Murder is indeed, a terrible act, with far reaching consequences, but for me the thought of someone going missing is far more disturbing. Every ending needs closure, and disappearances are such a harrowing experience, and with no clues, evidence or answers, you could spend every day of your life asking a question that no one can give you a response to but the one person who isn’t there.
Every question should have a logical and satisfactory answer … even if the answer is just plain horrifying.
Based on a book by Joan Lindsay, Peter ‘Witness’ Weir’s film is the story of an outing into the bush, of young Australian college girls and their teachers on a sunny Valentine’s Day in 1900. After having a lazy picnic and unsurprisingly getting tired of braiding one another’s hair, four girls decide to explore the ancient and dangerously eponymous Hanging Rock. Good idea? Of course it isn’t. The pan pipe music that plays as they ascend should tell you something is amiss.
Undoubtedly beautiful, albeit excruciatingly slow in parts, the mysterious Picnic at Hanging Rock leaves you with more questions than answers, while being tantalisingly coy with the visual happenings on screen. What occurs off screen however, is mesmerising enough to keep your attention to the very chilling ending, and leaves you with a sense of wondering that will no doubt irritate and yet strangely satisfy you in equal measure.

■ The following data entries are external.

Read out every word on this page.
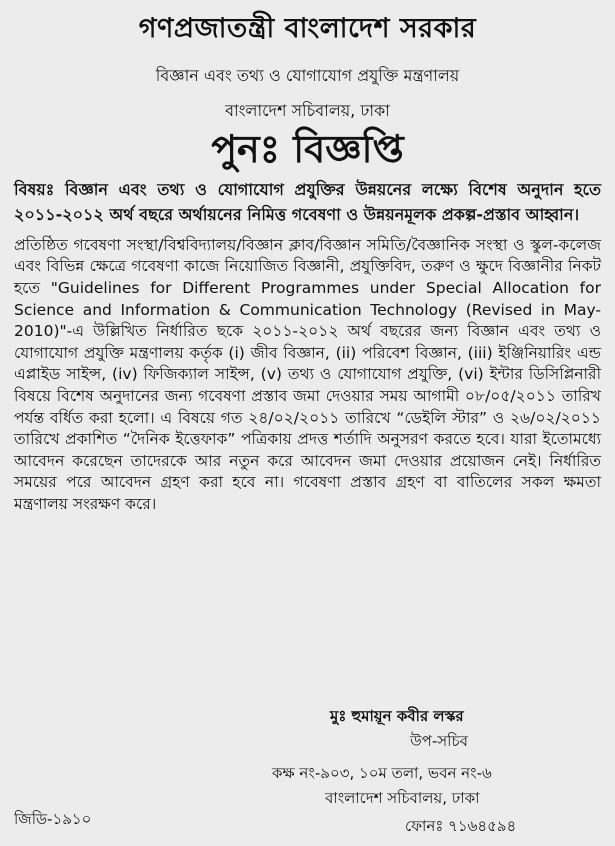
গণপ্রজাতন্ত্রী বাংলাদেশ সরকার
বিজ্ঞান এবং তথ্য ও যোগাযোগ প্রযুক্তি মন্ত্রণালয়
বাংলাদেশ সচিবালয়, ঢাকা
পুনঃ বিজ্ঞপ্তি
বিষয়ঃ বিজ্ঞান এবং তথ্য ও যোগাযোগ প্রযুক্তির উন্নয়নের লক্ষ্যে বিশেষ অনুদান হতে ২০১১-২০১২ অর্থ বছরে অর্থায়নের নিমিত্ত গবেষণা ও উন্নয়নমূলক প্রকল্প-প্রস্তাব আহ্বান।
প্রতিষ্ঠিত গবেষণা সংস্থা/বিশ্ববিদ্যালয়/বিজ্ঞান ক্লাব/বিজ্ঞান সমিতি/বৈজ্ঞানিক সংস্থা ও স্কুল-কলেজ এবং বিভিন্ন ক্ষেত্রে গবেষণা কাজে নিয়োজিত বিজ্ঞানী, প্রযুক্তিবিদ, তরুণ ও ক্ষুদে বিজ্ঞানীর নিকট হতে "Guidelines for Different Programmes under Special Allocation for Science and Information & Communication Technology (Revised in May-2010)"-এ উল্লিখিত নির্ধারিত ছকে ২০১১-২০১২ অর্থ বছরের জন্য বিজ্ঞান এবং তথ্য ও যোগাযোগ প্রযুক্তি মন্ত্রণালয় কর্তৃক (i) জীব বিজ্ঞান, (ii) পরিবেশ বিজ্ঞান, (iii) ইঞ্জিনিয়ারিং এন্ড এপ্লাইড সাইন্স, (iv) ফিজিক্যাল সাইন্স, (v) তথ্য ও যোগাযোগ প্রযুক্তি, (vi) ইন্টার ডিসিপ্লিনারী বিষয়ে বিশেষ অনুদানের জন্য গবেষণা প্রস্তাব জমা দেওয়ার সময় আগামী ০৮/০৫/২০১১ তারিখ পর্যন্ত বর্ধিত করা হলো। এ বিষয়ে গত ২৪/০২/২০১১ তারিখে “ডেইলি স্টার” ও ২৬/০২/২০১১ তারিখে প্রকাশিত “দৈনিক ইত্তেফাক” পত্রিকায় প্রদত্ত শর্তাদি অনুসরণ করতে হবে। যারা ইতোমধ্যে আবেদন করেছেন তাদেরকে আর নতুন করে আবেদন জমা দেওয়ার প্রয়োজন নেই। নির্ধারিত সময়ের পরে আবেদন গ্রহণ করা হবে না। গবেষণা প্রস্তাব গ্রহণ বা বাতিলের সকল ক্ষমতা মন্ত্রণালয় সংরক্ষণ করে।
মুঃ হুমায়ূন কবীর লস্কর
উপ-সচিব
কক্ষ নং-৯০৩, ১০ম তলা, ভবন নং-৬
বাংলাদেশ সচিবালয়, ঢাকা
জিডি-১৯১০	ফোনঃ ৭১৬৪৫৯৪
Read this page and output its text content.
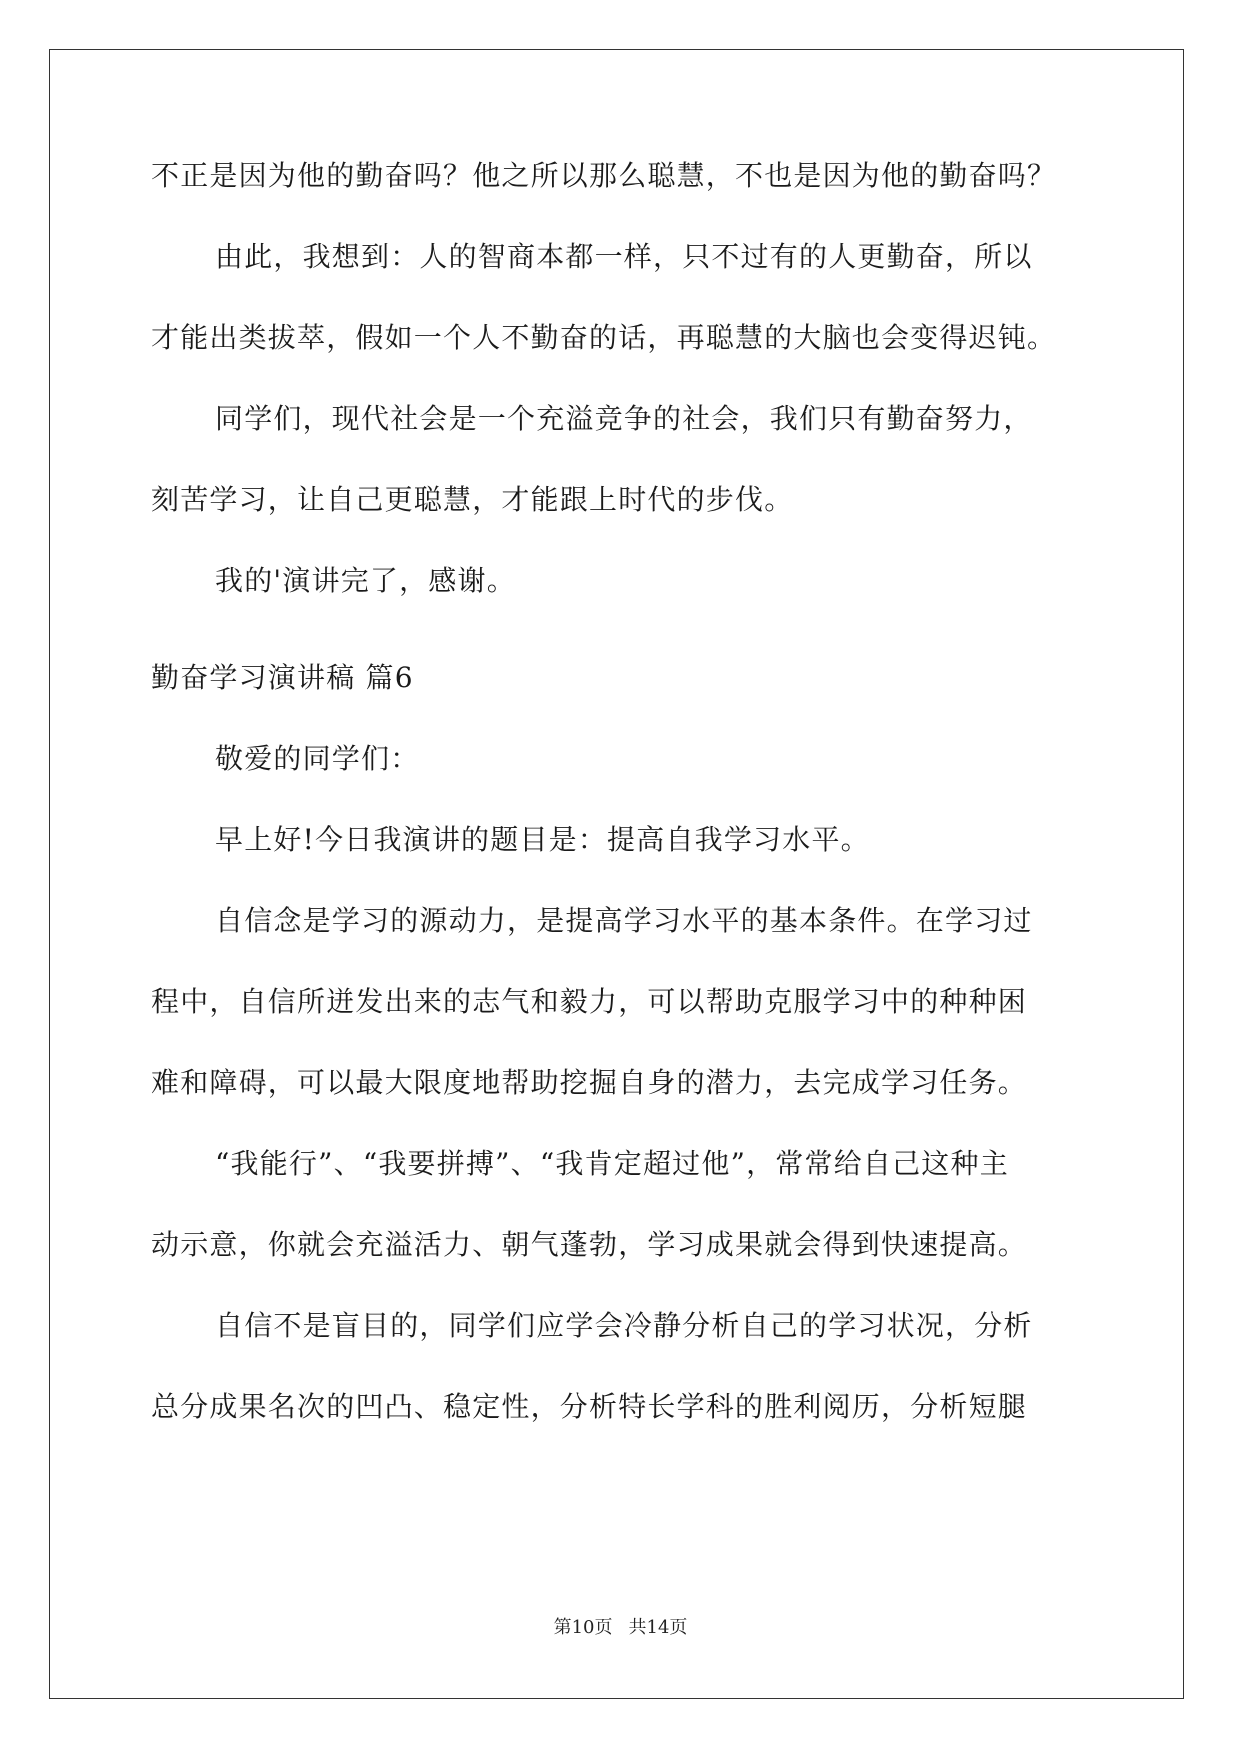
不正是因为他的勤奋吗？他之所以那么聪慧，不也是因为他的勤奋吗？
由此，我想到：人的智商本都一样，只不过有的人更勤奋，所以
才能出类拔萃，假如一个人不勤奋的话，再聪慧的大脑也会变得迟钝。
同学们，现代社会是一个充溢竞争的社会，我们只有勤奋努力，
刻苦学习，让自己更聪慧，才能跟上时代的步伐。
我的'演讲完了，感谢。
勤奋学习演讲稿 篇6
敬爱的同学们：
早上好!今日我演讲的题目是：提高自我学习水平。
自信念是学习的源动力，是提高学习水平的基本条件。在学习过
程中，自信所迸发出来的志气和毅力，可以帮助克服学习中的种种困
难和障碍，可以最大限度地帮助挖掘自身的潜力，去完成学习任务。
“我能行”、“我要拼搏”、“我肯定超过他”，常常给自己这种主
动示意，你就会充溢活力、朝气蓬勃，学习成果就会得到快速提高。
自信不是盲目的，同学们应学会冷静分析自己的学习状况，分析
总分成果名次的凹凸、稳定性，分析特长学科的胜利阅历，分析短腿
第10页 共14页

Even after wading through the mire of symbolism, beautiful girls and wild landscapes, it’s easy to understand why Weir’s film seems to have such an impact on audiences to this day. Love or loathe it’s repressed sexuality and fairytale romanticism, it is one of the eeriest films I have ever seen and creates a genuine sense of unease for the viewer throughout, and the echoes of influence can be seen in films such as The Virgin Suicides and even The Blair Witch Project.
Visually powerful and haunting in such an innocuous way, it is, like it or not, a cult classic in every essence of the term, proving beyond a shadow of a doubt that the anticipation of something unknown can be just as scary as encountering it.